La seconda cosa che non posso capire è se e quanto la situazione interna sia davvero così allo sbando da far sì che Marchionne chieda di blindare quelle clausole. In Fiat dovrebbero ricordarselo: la marcia dei 40000 è stato sicuramente un colpo mediatico di Romiti, ma mi sa che anche il sindacato di errori ne aveva fatti. Vediamo che succederà adesso.
Aggiornamento: (h15:15) ho specificato meglio il punto 15.
Aggiornamento: (h17:00) Mi hanno fatto notare che ho preso una versione più vecchia del documento. Ecco le modifiche rlevanti intervenute in quella finale:
(7) è aggiunta la possibilità di studiare con le RSU come fare i recuperi produttivi: in realtà non cambia nulla.
(8) Innanzitutto viene tolta la possibilità di cercare misure alternative contro i certificati medici nei giorni di sciopero, lasciando solo la commissione azienda-sindacato per individuare i veri malati; inoltre Fiat può chiudere la fabbrica se in periodo elettorale ci sono troppe assenze. Cade così la pregiudiziale costituzionale di cui parlavo sopra; però la toppa è peggiore del buco perché blocca ferie e permessi anche a chi non si faceva candidare per starsene a casa un mese, con la beffa che bisogna anche recuperare quelle giornate perse come da punto 7.

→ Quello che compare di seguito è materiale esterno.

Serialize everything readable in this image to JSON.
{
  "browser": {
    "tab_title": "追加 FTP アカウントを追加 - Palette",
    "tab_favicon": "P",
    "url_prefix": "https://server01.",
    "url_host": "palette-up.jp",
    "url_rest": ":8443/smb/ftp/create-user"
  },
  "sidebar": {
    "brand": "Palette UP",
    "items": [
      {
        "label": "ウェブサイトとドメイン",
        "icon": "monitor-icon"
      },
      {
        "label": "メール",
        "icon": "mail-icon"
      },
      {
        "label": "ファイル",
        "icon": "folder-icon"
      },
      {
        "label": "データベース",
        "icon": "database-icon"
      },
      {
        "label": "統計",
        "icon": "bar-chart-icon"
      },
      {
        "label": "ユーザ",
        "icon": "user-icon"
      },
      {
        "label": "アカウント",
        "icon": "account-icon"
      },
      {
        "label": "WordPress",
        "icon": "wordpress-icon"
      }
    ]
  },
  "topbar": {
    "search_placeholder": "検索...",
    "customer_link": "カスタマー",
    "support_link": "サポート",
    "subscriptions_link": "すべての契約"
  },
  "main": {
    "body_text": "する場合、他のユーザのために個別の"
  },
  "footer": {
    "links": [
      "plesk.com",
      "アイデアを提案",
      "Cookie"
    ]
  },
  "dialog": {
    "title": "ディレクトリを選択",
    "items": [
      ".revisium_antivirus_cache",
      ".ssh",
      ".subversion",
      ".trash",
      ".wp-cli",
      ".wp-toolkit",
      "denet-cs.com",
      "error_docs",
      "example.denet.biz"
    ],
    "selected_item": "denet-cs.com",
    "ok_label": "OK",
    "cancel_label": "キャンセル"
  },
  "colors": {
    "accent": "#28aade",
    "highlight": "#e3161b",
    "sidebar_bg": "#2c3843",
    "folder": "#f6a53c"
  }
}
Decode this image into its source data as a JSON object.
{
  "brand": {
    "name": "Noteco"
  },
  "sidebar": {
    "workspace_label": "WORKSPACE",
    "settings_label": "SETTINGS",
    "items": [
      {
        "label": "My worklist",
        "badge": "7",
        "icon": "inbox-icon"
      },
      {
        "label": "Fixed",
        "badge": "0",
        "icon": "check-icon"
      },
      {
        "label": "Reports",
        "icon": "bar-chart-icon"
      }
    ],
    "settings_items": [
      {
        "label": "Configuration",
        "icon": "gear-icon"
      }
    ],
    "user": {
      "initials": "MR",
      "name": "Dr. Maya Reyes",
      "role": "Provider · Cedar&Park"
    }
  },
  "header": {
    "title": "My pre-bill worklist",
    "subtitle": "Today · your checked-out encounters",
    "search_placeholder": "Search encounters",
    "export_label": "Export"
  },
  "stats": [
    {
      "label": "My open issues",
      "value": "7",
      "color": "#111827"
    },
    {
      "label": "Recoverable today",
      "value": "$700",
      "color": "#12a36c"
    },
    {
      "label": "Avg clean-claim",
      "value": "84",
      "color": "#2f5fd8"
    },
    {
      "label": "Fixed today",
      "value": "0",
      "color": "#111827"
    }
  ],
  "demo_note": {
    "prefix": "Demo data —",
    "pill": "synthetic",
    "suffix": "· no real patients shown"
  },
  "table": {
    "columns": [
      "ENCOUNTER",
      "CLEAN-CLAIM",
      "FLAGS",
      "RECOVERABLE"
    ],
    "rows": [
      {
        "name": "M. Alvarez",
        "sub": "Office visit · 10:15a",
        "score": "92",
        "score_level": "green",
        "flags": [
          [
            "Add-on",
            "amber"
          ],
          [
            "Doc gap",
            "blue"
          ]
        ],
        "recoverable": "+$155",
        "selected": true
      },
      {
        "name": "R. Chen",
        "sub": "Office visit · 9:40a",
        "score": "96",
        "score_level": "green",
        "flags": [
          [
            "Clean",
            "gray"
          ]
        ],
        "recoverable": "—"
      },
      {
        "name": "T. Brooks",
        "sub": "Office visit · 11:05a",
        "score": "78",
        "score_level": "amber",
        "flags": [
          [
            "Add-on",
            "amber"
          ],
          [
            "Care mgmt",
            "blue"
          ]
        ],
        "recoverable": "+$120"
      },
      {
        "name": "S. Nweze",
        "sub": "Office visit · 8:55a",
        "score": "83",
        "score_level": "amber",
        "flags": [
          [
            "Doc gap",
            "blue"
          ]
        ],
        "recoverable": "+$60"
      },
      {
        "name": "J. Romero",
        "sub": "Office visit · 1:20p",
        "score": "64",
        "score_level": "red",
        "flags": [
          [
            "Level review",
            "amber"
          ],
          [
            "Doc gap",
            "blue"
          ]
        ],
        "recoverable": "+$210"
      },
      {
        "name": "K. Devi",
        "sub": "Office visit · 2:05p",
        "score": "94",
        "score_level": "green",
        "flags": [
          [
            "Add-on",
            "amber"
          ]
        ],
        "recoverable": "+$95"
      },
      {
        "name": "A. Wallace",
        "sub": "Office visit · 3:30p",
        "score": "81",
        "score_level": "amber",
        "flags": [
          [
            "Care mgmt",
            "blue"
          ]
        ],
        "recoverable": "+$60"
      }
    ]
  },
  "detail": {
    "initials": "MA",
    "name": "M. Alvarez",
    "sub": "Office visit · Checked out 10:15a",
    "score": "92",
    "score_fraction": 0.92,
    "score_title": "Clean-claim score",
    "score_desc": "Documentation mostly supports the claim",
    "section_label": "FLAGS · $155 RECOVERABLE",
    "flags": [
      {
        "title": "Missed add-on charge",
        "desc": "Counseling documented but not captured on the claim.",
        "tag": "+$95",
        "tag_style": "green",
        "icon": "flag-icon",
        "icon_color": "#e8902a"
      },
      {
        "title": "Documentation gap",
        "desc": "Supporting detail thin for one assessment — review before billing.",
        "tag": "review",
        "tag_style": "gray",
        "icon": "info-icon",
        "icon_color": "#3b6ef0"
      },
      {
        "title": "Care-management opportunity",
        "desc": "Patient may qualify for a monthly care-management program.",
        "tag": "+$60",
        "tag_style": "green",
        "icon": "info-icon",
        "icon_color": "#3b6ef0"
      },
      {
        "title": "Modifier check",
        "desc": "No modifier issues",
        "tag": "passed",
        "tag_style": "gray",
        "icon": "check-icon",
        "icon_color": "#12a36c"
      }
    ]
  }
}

Aggiungo, rileggendo il tutto, che il punto 14 è un po’ strano, a meno che non riguardi l’obbligo per i sindacalisti di non remare contro l’accordo dopo averlo firmato; il che probabilmente è la ragione per cui Fiom ha deciso di non legarsi le mani. La cosa è delicata, perché non è chiaro quali siano le parti di vertenze sindacali legate esplicitamente a quella bozza di intesa; non so se un pretore del lavoro le accetterebbe come valide.